• birinci inönü muharebesinin gerçekten olup olmadığına ilişkin tartışmaları, askeri tarih perspektifinden ele alan toplumsal tarih dergisinin nisan 2021 sayısındaki mesut uyar imzalı "1. inönü muharebesi ve bitmeyen tartışmaları" başlıklı yazı konuyu çok dengeli ve güzel bir şekilde ele almış. özetleyeyim:

    - öncelikle terminolojik bir netlik: savaş değil, muharebe bkz. #122337722

    - ikinci olarak, böyle bir muharebenin aslında hiç olmadığı (bkz: inönü savaşı olmamıştır) ve olduysa bile zaferle sonuçlanmadığı şeklindeki iddiaların tarihi hayli yeni: 1984 ve 1991. bu tarihler öncesinde kimse çıkıp da muharebe olmamış dememiş; bilakis muharebenin olduğu kabul edilip sadece büyüklüğü ve kimin kazandığı gibi hususlar tartışılmış.

    - 1984'te ortaya çıkan iddiaların esas sahibi ise islamcılar değil, yalçın küçük. türkiye üzerine tezler'in 2. cildinde islamcıların kucağına plaseyi çakıyor solcu profesörümüz: "tarihsel olarak inönü zaferi yok. inönü bucağında bir meydan muharebesi ve inönü zaferi yok". küçük'e göre olmayan muharebeden zafer uyduran kişi mustafa kemal, çünkü buna ihtiyacı var. bu meseleye entryinin en sonunda geleceğiz.

    - 1991'de nokta dergisi'ne verdiği söyleşide "marksist" yalçın küçük, tesadüfe inanmayan bir fizikçi gibi düşündüğünü ve tam da çerkez ethem'in tasfiyesi sırasında mustafa kemal'in bir zafere ihtiyacı olduğunu ve birdenbire birinci inönü zaferi diye bir şeyin uydurulduğunu iddia ediyor.

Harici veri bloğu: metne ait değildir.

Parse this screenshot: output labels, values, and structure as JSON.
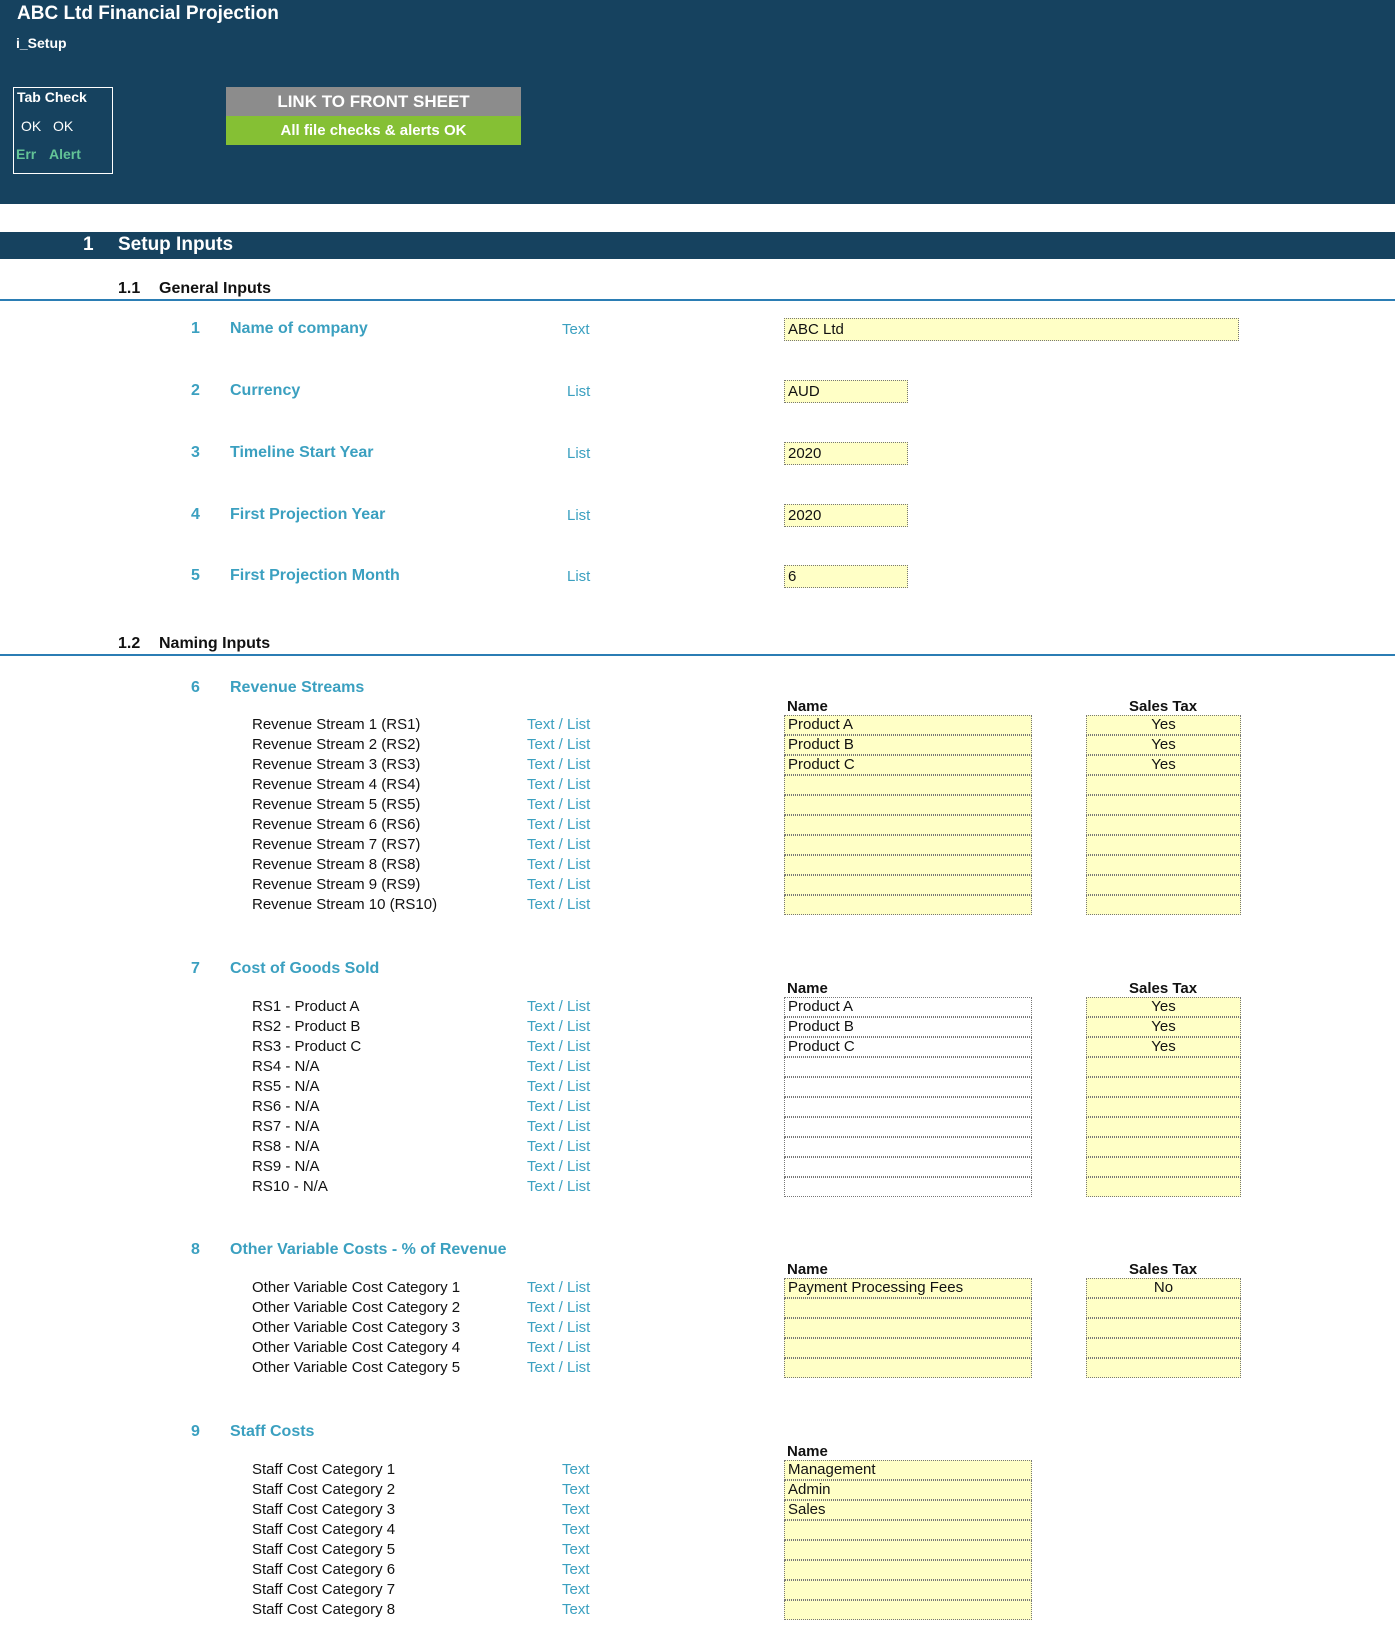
{
  "header": {
    "title": "ABC Ltd Financial Projection",
    "sheet": "i_Setup",
    "tab_check": {
      "title": "Tab Check",
      "ok1": "OK",
      "ok2": "OK",
      "err": "Err",
      "alert": "Alert"
    },
    "link_button": "LINK TO FRONT SHEET",
    "status": "All file checks & alerts OK"
  },
  "section": {
    "number": "1",
    "title": "Setup Inputs"
  },
  "general": {
    "number": "1.1",
    "title": "General Inputs",
    "items": [
      {
        "num": "1",
        "label": "Name of company",
        "type": "Text",
        "value": "ABC Ltd"
      },
      {
        "num": "2",
        "label": "Currency",
        "type": "List",
        "value": "AUD"
      },
      {
        "num": "3",
        "label": "Timeline Start Year",
        "type": "List",
        "value": "2020"
      },
      {
        "num": "4",
        "label": "First Projection Year",
        "type": "List",
        "value": "2020"
      },
      {
        "num": "5",
        "label": "First Projection Month",
        "type": "List",
        "value": "6"
      }
    ]
  },
  "naming": {
    "number": "1.2",
    "title": "Naming Inputs"
  },
  "blocks": [
    {
      "num": "6",
      "title": "Revenue Streams",
      "name_header": "Name",
      "tax_header": "Sales Tax",
      "name_style": "yellow",
      "rows": [
        {
          "label": "Revenue Stream 1 (RS1)",
          "type": "Text / List",
          "name": "Product A",
          "tax": "Yes"
        },
        {
          "label": "Revenue Stream 2 (RS2)",
          "type": "Text / List",
          "name": "Product B",
          "tax": "Yes"
        },
        {
          "label": "Revenue Stream 3 (RS3)",
          "type": "Text / List",
          "name": "Product C",
          "tax": "Yes"
        },
        {
          "label": "Revenue Stream 4 (RS4)",
          "type": "Text / List",
          "name": "",
          "tax": ""
        },
        {
          "label": "Revenue Stream 5 (RS5)",
          "type": "Text / List",
          "name": "",
          "tax": ""
        },
        {
          "label": "Revenue Stream 6 (RS6)",
          "type": "Text / List",
          "name": "",
          "tax": ""
        },
        {
          "label": "Revenue Stream 7 (RS7)",
          "type": "Text / List",
          "name": "",
          "tax": ""
        },
        {
          "label": "Revenue Stream 8 (RS8)",
          "type": "Text / List",
          "name": "",
          "tax": ""
        },
        {
          "label": "Revenue Stream 9 (RS9)",
          "type": "Text / List",
          "name": "",
          "tax": ""
        },
        {
          "label": "Revenue Stream 10 (RS10)",
          "type": "Text / List",
          "name": "",
          "tax": ""
        }
      ]
    },
    {
      "num": "7",
      "title": "Cost of Goods Sold",
      "name_header": "Name",
      "tax_header": "Sales Tax",
      "name_style": "white",
      "rows": [
        {
          "label": "RS1 - Product A",
          "type": "Text / List",
          "name": "Product A",
          "tax": "Yes"
        },
        {
          "label": "RS2 - Product B",
          "type": "Text / List",
          "name": "Product B",
          "tax": "Yes"
        },
        {
          "label": "RS3 - Product C",
          "type": "Text / List",
          "name": "Product C",
          "tax": "Yes"
        },
        {
          "label": "RS4 - N/A",
          "type": "Text / List",
          "name": "",
          "tax": ""
        },
        {
          "label": "RS5 - N/A",
          "type": "Text / List",
          "name": "",
          "tax": ""
        },
        {
          "label": "RS6 - N/A",
          "type": "Text / List",
          "name": "",
          "tax": ""
        },
        {
          "label": "RS7 - N/A",
          "type": "Text / List",
          "name": "",
          "tax": ""
        },
        {
          "label": "RS8 - N/A",
          "type": "Text / List",
          "name": "",
          "tax": ""
        },
        {
          "label": "RS9 - N/A",
          "type": "Text / List",
          "name": "",
          "tax": ""
        },
        {
          "label": "RS10 - N/A",
          "type": "Text / List",
          "name": "",
          "tax": ""
        }
      ]
    },
    {
      "num": "8",
      "title": "Other Variable Costs - % of Revenue",
      "name_header": "Name",
      "tax_header": "Sales Tax",
      "name_style": "yellow",
      "rows": [
        {
          "label": "Other Variable Cost Category 1",
          "type": "Text / List",
          "name": "Payment Processing Fees",
          "tax": "No"
        },
        {
          "label": "Other Variable Cost Category 2",
          "type": "Text / List",
          "name": "",
          "tax": ""
        },
        {
          "label": "Other Variable Cost Category 3",
          "type": "Text / List",
          "name": "",
          "tax": ""
        },
        {
          "label": "Other Variable Cost Category 4",
          "type": "Text / List",
          "name": "",
          "tax": ""
        },
        {
          "label": "Other Variable Cost Category 5",
          "type": "Text / List",
          "name": "",
          "tax": ""
        }
      ]
    },
    {
      "num": "9",
      "title": "Staff Costs",
      "name_header": "Name",
      "tax_header": "",
      "name_style": "yellow",
      "rows": [
        {
          "label": "Staff Cost Category 1",
          "type": "Text",
          "name": "Management"
        },
        {
          "label": "Staff Cost Category 2",
          "type": "Text",
          "name": "Admin"
        },
        {
          "label": "Staff Cost Category 3",
          "type": "Text",
          "name": "Sales"
        },
        {
          "label": "Staff Cost Category 4",
          "type": "Text",
          "name": ""
        },
        {
          "label": "Staff Cost Category 5",
          "type": "Text",
          "name": ""
        },
        {
          "label": "Staff Cost Category 6",
          "type": "Text",
          "name": ""
        },
        {
          "label": "Staff Cost Category 7",
          "type": "Text",
          "name": ""
        },
        {
          "label": "Staff Cost Category 8",
          "type": "Text",
          "name": ""
        }
      ]
    }
  ]
}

    - marksist fizikçimizden aldıkları pasla, yavuz bahadıroğlu'ndan abdurrahman dilipak'a kadir mısırlıoğlu'ndan mehmet akarca'ya inönü'ye çakmak için bahane arayan pek çok islamcı, inönü muharebesinin ve hatta kurtuluş savaşının uyduruk olduğuna ilişkin taarruza başlamış.

    - türkiye kaynaklarının resmi ideoloji tarafından tahrip edildiği kabul edilse dahi yunanistan kaynakları mevcut. küçük asya seferi adlı askeri tarih kitaplarında akpinar-kovaliçe adını verdikleri birinci inönü muharebesi bütün ayrıntılarıyla anlatılmış.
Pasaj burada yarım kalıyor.